Yazılı ve görsel medyanın internetle çekişmesinin kısa tarihi olarak da okuyabileceğimiz Blogdan Al Haberi, Zeynep Atikan ve Aslı Tunç’un titiz çalışmalarının bir ürünü. Facebook’un kurucusu Mark Zuckerberg 2010 yılında Time Dergisi tarfından yılın adamı seçilmişti. Aynı yıl Fransız Le Monde gazetesi Wikileaks’in kurucusu Julian Assange’ı yılın adamı seçmişti. Bu seçimler internetin, sosyal medyanın kamuoyu açısından ne denli mühim bir yerde durduğunu bir kez daha gözler önüne serdi.
Blog kavramı 1993’te doğdu. Blogcular internet ortamında bilgi aktarmak, yorum yapmak ve internet ortamında görüşlerini aktarmak isteyen bir grup. Milyonlarla ifade edilen bu grubun büyük ölçüsü otuz yaş altındaki insanlardan oluşuyor. Blogdan Al Haberi daha çok siyasi temalı blogları işlemiş. Buna bağlı olarak gazetecilerle blogcular arasındaki ilişkiye ve rekabete değinilmiş. Blogların geleneksel basının gözden kaçırdığı ya da bilerek vermediği haberlerin peşine düştüğünü ve iyimser tanımla blogcuların “hakikat avcısı” olduklarını iddia eden Harvard Üniversitesi öğretim üyesi Alex S. Jones’un görüşlerine katılmamak pek de mümkün görünmüyor. “Bu noktada ‘medya’ ve ‘basın’ adeta ortadan ikiye ayrılıyor. Medya şirketleşiyor, iş modelleri geliştirerek kâr peşinde koşuyor. ‘Basın’ ise internetle birlikte giderek daha fazla halka iniyor ve genişliyor”.

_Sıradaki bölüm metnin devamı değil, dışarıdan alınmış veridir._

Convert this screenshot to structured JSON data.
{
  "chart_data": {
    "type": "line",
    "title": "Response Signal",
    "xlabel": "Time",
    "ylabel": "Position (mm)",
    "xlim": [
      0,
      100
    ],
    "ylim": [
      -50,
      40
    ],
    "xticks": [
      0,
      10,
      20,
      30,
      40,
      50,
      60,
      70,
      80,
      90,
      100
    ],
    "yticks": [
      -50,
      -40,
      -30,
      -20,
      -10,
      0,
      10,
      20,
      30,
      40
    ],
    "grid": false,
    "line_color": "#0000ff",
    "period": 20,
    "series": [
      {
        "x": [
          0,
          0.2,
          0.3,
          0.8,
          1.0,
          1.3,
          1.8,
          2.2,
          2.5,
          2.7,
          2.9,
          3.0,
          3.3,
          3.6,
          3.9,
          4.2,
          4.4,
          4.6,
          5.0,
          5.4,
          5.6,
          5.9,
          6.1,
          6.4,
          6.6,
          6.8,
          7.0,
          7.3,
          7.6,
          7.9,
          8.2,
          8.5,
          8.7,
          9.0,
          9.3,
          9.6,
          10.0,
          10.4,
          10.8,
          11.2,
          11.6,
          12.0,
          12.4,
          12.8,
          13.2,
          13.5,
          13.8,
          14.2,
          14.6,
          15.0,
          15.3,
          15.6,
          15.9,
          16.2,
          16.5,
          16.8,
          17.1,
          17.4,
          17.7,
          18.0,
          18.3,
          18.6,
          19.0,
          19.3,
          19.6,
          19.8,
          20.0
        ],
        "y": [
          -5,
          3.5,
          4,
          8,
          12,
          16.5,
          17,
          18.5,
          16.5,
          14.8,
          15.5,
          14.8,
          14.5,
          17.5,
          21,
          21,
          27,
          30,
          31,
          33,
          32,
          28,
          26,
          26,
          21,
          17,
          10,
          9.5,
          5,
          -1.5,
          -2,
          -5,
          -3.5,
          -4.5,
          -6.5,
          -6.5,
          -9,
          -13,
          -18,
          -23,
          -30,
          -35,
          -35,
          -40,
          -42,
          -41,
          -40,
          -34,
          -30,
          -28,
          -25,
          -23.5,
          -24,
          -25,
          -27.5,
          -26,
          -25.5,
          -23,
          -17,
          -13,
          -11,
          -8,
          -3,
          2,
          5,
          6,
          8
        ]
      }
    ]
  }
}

Kitapta ilginç olabilecek bir kavram da tartışmaya açılmış: Proneterya. Fransız moleküler biyolog Joel de Rosnay tarafından ortaya atılan bu kavram, kitlelerin hatta ekseriyetle alt sınıftan olanların internetin desteğini arkasına alarak müthiş bir gücü ve dinamizmi yakalaması ve üretimi ele geçirmesini temsil ediyor. Bu yeni sınıf siyaseti, toplumsal yaşamı, ekonomiyi ve gündelik hayatı etkileyecek bir ağın parçasıydı. Yaşasın e-devrim.
İnternetin çeşitli ülkelerdeki etkilerine, iktidarın internet üzerindeki baskı ve yasağının ülkelerdeki durumuna da değinilen kitapta en son yaşanan Tunus ve Mısır olaylarında internet faktörü etraflıca anlatılmış. Bununla bitlikte sosyal medya parçalarına sızan ‘devlet’in adeta bir panoptikon yaratarak insanları fişlemesi de kitapta dikkat çeken kısımlarından. Yunan hükümeti 2010 Mayıs’ından bu yana isimsiz ve rumuzla yazılan siyasi bloglara savaş açmak amacıyla kanun çıkarmayı düşünmektedir. Ayrıca İran’ın bir ‘siber ordu’ kurmakta olduğu biliniyor.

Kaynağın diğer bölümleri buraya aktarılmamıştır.